According to the development’s website, 150 apartments were available to buy directly from the developers using Bitcoin, a digital currency that fluctuates in value depending on market sentiment.
It continued: ‘The highly-anticipated selection of 1,133 studio, one and two bedroom apartments, is due for completion in summer 2019.
‘Apartments offer floor-to-ceiling windows with unobstructed views of the Dubai Hills and the iconic city skyline.’

The couple’s plan for the luxury desert complex boasted high-end homes, a shopping centre and sports facilities

Ms Mone was made a peer by Prime Minister David Cameron in 2015
The website added: ‘The development also boasts the Plaza – three floors dedicated to retail which will include boutiques, cafes, restaurants and a supermarket.’
Studio apartments started at 33BTC, which is the equivalent of almost £3 million if linked to today’s sterling markets.
Speaking to The Mail on Sunday in December 2017, Ms Mone, who founded the Ultimo lingerie brand, said she had already sold ‘a number of apartments’ to buyers using the cryptocurrency.
Aston Towers, known as Project 152 in property databases, is listed as ‘permanently closed’ on Google.
Records show that although the project was transferred to a different Dubai-based company around 2019, work on the development continues to be ‘cancelled’.
The Mail on Sunday recently told how Ms Mone and Mr Barrowman had sold two townhouses in Glasgow to celebrity friends in the last 12 months, pocketing a profit of £2 million.
The new owners are Nick Haddow, the photographer who shot one of Ms Mone’s most risqué Ultimo push-up bra campaigns, and Paul McManus – the drummer in Scots rock band Gun and a high-profile Scottish Labour Party donor.
Meanwhile, a quaint Chelsea mews house in London linked to a company of Ms Mone’s son Declan has been sold for £2.185 million to a senior member of a Middle Eastern royal family.
Last year the couple also sold their £19 million London townhouse as well as their £6.8 million Lady M yacht.
Ms Mone’s friends say she has told them that she is seeking to start afresh in Miami.
The Scots business moguls are currently at the centre of an anti-corruption PPE fraud probe which saw £75 million of their assets frozen by the National Crime Agency.
Investigators are focused on PPE Medpro, a company led by Mr Barrowman, which was placed in a VIP priority lane for government contracts worth £203 million of taxpayers’ money following a recommendation by Ms Mone.
This came after Ms Mone was made a peer by Prime Minister David Cameron in 2015.

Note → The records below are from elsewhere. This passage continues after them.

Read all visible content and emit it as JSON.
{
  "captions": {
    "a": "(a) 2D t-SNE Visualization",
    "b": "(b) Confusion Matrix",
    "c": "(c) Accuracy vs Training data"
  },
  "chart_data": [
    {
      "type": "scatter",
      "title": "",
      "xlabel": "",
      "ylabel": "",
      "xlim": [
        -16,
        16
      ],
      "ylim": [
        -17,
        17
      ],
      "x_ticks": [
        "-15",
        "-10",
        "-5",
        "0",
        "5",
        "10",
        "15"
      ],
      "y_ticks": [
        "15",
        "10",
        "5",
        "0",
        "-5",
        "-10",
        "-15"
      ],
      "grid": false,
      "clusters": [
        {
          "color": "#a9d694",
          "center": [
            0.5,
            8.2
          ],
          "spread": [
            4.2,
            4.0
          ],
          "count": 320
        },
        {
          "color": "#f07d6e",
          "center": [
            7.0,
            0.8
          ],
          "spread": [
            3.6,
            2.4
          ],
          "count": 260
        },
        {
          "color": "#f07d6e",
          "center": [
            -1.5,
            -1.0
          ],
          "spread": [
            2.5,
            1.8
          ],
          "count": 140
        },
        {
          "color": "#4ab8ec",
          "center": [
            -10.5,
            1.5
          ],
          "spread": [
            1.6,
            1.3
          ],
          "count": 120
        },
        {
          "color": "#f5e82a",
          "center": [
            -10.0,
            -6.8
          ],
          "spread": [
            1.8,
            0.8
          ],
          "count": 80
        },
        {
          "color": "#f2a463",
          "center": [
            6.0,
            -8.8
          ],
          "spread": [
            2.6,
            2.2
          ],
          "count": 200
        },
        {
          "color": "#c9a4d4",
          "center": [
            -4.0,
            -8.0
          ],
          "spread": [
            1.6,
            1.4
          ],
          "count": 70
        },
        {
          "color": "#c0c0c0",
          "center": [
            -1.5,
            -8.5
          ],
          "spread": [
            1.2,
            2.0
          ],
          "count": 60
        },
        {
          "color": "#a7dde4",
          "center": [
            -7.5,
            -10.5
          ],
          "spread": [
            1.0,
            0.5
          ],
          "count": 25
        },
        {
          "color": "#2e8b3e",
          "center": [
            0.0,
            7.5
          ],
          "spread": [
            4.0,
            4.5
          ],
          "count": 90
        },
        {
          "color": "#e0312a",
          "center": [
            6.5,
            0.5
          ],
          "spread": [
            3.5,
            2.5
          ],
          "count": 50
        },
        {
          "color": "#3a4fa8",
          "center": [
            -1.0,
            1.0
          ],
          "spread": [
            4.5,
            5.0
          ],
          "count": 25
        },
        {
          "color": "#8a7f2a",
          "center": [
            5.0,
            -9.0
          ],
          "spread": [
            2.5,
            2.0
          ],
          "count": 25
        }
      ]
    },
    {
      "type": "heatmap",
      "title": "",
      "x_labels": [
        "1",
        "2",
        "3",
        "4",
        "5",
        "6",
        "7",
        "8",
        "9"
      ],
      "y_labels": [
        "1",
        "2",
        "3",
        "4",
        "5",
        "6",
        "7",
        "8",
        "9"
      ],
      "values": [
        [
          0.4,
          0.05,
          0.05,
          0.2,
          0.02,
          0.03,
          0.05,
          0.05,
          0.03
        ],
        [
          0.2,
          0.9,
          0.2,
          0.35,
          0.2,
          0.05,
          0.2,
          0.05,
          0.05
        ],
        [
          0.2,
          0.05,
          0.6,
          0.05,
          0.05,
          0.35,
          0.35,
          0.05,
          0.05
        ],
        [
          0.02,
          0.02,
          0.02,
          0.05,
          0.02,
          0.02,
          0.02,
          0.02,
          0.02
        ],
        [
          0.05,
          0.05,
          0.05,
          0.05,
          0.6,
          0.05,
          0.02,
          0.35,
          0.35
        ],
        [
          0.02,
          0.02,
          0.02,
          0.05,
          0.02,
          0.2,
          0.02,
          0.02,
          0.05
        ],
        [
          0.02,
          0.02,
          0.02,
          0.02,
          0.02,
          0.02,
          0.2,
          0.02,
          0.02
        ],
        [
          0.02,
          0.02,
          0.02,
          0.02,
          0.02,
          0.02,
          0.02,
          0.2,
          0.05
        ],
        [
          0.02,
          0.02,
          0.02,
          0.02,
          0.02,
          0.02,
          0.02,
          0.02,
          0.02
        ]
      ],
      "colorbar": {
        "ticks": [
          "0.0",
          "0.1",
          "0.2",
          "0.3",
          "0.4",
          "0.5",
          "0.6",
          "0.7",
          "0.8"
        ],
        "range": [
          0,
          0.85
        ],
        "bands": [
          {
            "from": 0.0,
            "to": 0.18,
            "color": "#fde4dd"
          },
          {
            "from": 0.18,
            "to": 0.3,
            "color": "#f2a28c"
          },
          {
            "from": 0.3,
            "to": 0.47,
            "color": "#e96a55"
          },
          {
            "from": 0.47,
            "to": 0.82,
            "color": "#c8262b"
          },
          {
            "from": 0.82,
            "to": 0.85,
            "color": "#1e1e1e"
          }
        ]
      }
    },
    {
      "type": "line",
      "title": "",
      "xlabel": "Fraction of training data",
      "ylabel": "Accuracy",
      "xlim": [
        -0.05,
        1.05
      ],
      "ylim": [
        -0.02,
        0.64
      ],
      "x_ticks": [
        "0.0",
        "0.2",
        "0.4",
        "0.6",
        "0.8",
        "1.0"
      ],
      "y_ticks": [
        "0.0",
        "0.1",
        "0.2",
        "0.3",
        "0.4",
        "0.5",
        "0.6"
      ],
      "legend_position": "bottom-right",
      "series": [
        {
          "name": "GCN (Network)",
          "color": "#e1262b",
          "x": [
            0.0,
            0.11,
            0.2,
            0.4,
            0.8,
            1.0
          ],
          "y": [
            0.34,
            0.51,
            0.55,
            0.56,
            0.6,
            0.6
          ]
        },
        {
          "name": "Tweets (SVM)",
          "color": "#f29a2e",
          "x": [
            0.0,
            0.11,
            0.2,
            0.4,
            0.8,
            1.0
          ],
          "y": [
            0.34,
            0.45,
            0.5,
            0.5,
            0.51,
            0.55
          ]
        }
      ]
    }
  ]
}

The Department of Health and Social Care (DHSC) is suing PPE Medpro over claims that surgical gowns supplied by the firm were not fit for use.
On June 11, Paul Stanley, KC, for the DHSC, told the High Court: ‘The Government is seeking to recover the costs of the contract, as well as the costs of transporting and storing the items, which amount to an additional £8,648,691.’
The Dubai property project was sold on to a Dubai-based developer. Representatives for Ms Mone and Mr Barrowman said that no one lost any money and all deposits were held in escrow, in accordance with the law in Dubai.